Washington Redskins Should Wait Before Extending Brian Orakpo's Contract

Brad Gagnon@Brad_Gagnon NFL National ColumnistMay 8, 2013

July 26, 2012; Ashburn, VA, USA; Washington Redskins linebacker Brian Orakpo leaves the practice bubble after initial team walkthroughs on the first day of Redskins 2012 training camp at Redskins Park. Mandatory Credit: Geoff Burke-USA TODAY Sports
Geoff Burke-USA TODAY Sports

Part of the reason the Washington Redskins defense wasn't able to perform at a high level in 2012 was that its most talented player was forced to miss all but two games due to injury.

With Brian Orakpo in 2011, the 'Skins ranked seventh in the NFL with a sack percentage of 7.5. Without him for virtually all of 2012, they ranked fifth-last in the league at 4.8 percent. And so naturally, you'd assume that the team would be antsy to ensure that Orakpo—whose rookie contract expires after the 2013 season—won't be going anywhere for a long time. 

The problem, of course, is that Orakpo wasn't on the field much in 2012. And his injury wasn't an isolated incident. The 26-year-old has now injured the same pectoral muscle twice in the last three regular-season football games he's played in. Orakpo also aggravated the same injury during the preseason last year.
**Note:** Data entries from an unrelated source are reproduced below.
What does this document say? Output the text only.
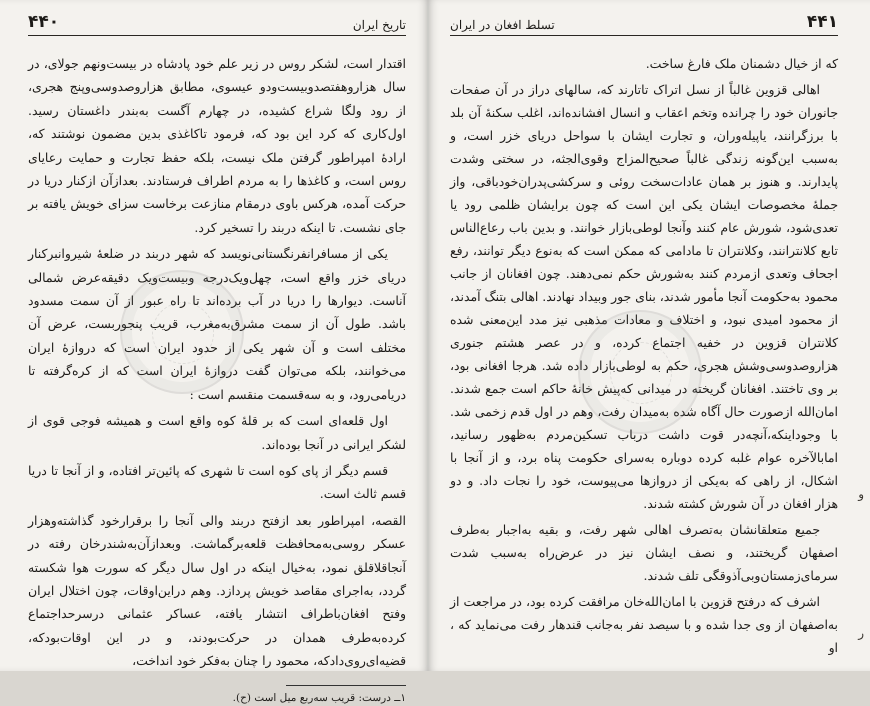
تاریخ ایران
۴۴۰

اقتدار است، لشکر روس در زیر علم خود پادشاه در بیست‌ونهم جولای، در سال هزاروهفتصدوبیست‌ودو عیسوی، مطابق هزاروصدوسی‌وپنج هجری، از رود ولگا شراع کشیده، در چهارم آگست به‌بندر داغستان رسید. اول‌کاری که کرد این بود که، فرمود تاکاغذی بدین مضمون نوشتند که، ارادهٔ امپراطور گرفتن ملک نیست، بلکه حفظ تجارت و حمایت رعایای روس است، و کاغذها را به مردم اطراف فرستادند. بعدازآن ازکنار دریا در حرکت آمده، هرکس باوی درمقام منازعت برخاست سزای خویش یافته بر جای نشست. تا اینکه دربند را تسخیر کرد.

یکی از مسافرانفرنگستانی‌نویسد که شهر دربند در ضلعهٔ شیروانبرکنار دریای خزر واقع است، چهل‌ویک‌درجه وبیست‌ویک دقیقه‌عرض شمالی آناست. دیوارها را دریا در آب برده‌اند تا راه عبور از آن سمت مسدود باشد. طول آن از سمت مشرق‌به‌مغرب، قریب پنجوربست، عرض آن مختلف است و آن شهر یکی از حدود ایران است که دروازهٔ ایران می‌خوانند، بلکه می‌توان گفت دروازهٔ ایران است که از کره‌گرفته تا دریامی‌رود، و به سه‌قسمت منقسم است :

اول قلعه‌ای است که بر قلهٔ کوه واقع است و همیشه فوجی قوی از لشکر ایرانی در آنجا بوده‌اند.

قسم دیگر از پای کوه است تا شهری که پائین‌تر افتاده، و از آنجا تا دریا قسم ثالث است.

القصه، امپراطور بعد ازفتح دربند والی آنجا را برقرارخود گذاشته‌وهزار عسکر روسی‌به‌محافظت قلعه‌برگماشت. وبعدازآن‌به‌شندرخان رفته در آنجاقلاقلق نمود، به‌خیال اینکه در اول سال دیگر که سورت هوا شکسته گردد، به‌اجرای مقاصد خویش پردازد. وهم دراین‌اوقات، چون اختلال ایران وفتح افغان‌باطراف انتشار یافته، عساکر عثمانی درسرحداجتماع کرده‌به‌طرف همدان در حرکت‌بودند، و در این اوقات‌بودکه، قضیه‌ای‌روی‌داد‌که، محمود را چنان به‌فکر خود انداخت،

۱ــ درست: قریب سه‌ربع میل است (ح).
۴۴۱
تسلط افغان در ایران

که از خیال دشمنان ملک فارغ ساخت.

اهالی قزوین غالباً از نسل اتراک تاتارند که، سالهای دراز در آن صفحات جانوران خود را چرانده وتخم اعقاب و انسال افشانده‌اند، اغلب سکنهٔ آن بلد با برزگرانند، یاپیله‌وران، و تجارت ایشان با سواحل دریای خزر است، و به‌سبب این‌گونه زندگی غالباً صحیح‌المزاج وقوی‌الجثه، در سختی وشدت پایدارند. و هنوز بر همان عادات‌سخت روئی و سرکشی‌پدران‌خود‌باقی، واز جملهٔ مخصوصات ایشان یکی این است که چون برایشان ظلمی رود یا تعدی‌شود، شورش عام کنند وآنجا لوطی‌بازار خوانند. و بدین باب رعاع‌الناس تابع کلانترانند، وکلانتران تا مادامی که ممکن است که به‌نوع دیگر توانند، رفع اجحاف وتعدی ازمردم کنند به‌شورش حکم نمی‌دهند. چون افغانان از جانب محمود به‌حکومت آنجا مأمور شدند، بنای جور وبیداد نهادند. اهالی بتنگ آمدند، از محمود امیدی نبود، و اختلاف و معادات مذهبی نیز مدد این‌معنی شده کلانتران قزوین در خفیه اجتماع کرده، و در عصر هشتم جنوری هزاروصدوسی‌وشش هجری، حکم به لوطی‌بازار داده شد. هرجا افغانی بود، بر وی تاختند. افغانان گریخته در میدانی که‌پیش خانهٔ حاکم است جمع شدند. امان‌الله ازصورت حال آگاه شده به‌میدان رفت، وهم در اول قدم زخمی شد. با وجوداینکه،آنچه‌در قوت داشت درباب تسکین‌مردم به‌ظهور رسانید، امابالآخره عوام غلبه کرده دوباره به‌سرای حکومت پناه برد، و از آنجا با اشکال، از راهی که به‌یکی از دروازها می‌پیوست، خود را نجات داد. و دو هزار افغان در آن شورش کشته شدند.

جمیع متعلقانشان به‌تصرف اهالی شهر رفت، و بقیه به‌اجبار به‌طرف اصفهان گریختند، و نصف ایشان نیز در عرض‌راه به‌سبب شدت سرمای‌زمستان‌وبی‌آذوقگی تلف شدند.

اشرف که درفتح قزوین با امان‌الله‌خان مرافقت کرده بود، در مراجعت از به‌اصفهان از وی جدا شده و با سیصد نفر به‌جانب قندهار رفت می‌نماید که ، او

و
ر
He says he's fully healthy now, and that "the pec is feeling great," but exactly one year ago, he was singing the exact same tune: 

That might be a big reason why the the Redskins have yet to talk to Orakpo about keeping him in burgundy long-term. He said this week he wants "to be a Redskin for life," but it's not unreasonable for the 'Skins to put extension talks off until they've seen that his left pec can sustain itself for more than two consecutive games.

"The issue is that it is difficult to establish a fair market value for Brian Orakpo," wrote CSN Washington's Rich Tandler on Tuesday. "The difference between his potential upside and down side is substantial."

Yes, the No. 13 overall pick from the 2009 draft could get back on track in 2013, register double-digit sacks and earn a contract in Clay Matthews' range. Matthew signed a six-year, $69.73 million deal with the Packers last month, and he's considered to be in the upper echelon among players at that position. 

But there's also a chance Orakpo aggravates the injury or suffers another one, in which case the Redskins would save some cash or decide to walk away and roll the dice with Ryan Kerrigan and Rob Jackson in 2014. 

Tandler's got the right idea. The Redskins are slated to have plenty of cap space next offseason, so there's no reason to rush here. If they have to use the franchise tag, so be it. The point is that they have flexibility now that those league-imposed sanctions are a thing of the past.

Waiting will cost the Redskins money in the short term, because they'll be unable to reduce Orakpo's 2013 cap number, and it could even cost them money in the long term. But we're talking about such a crucial investment that taking some time to assess Orakpo's durability is the most prudent thing to do.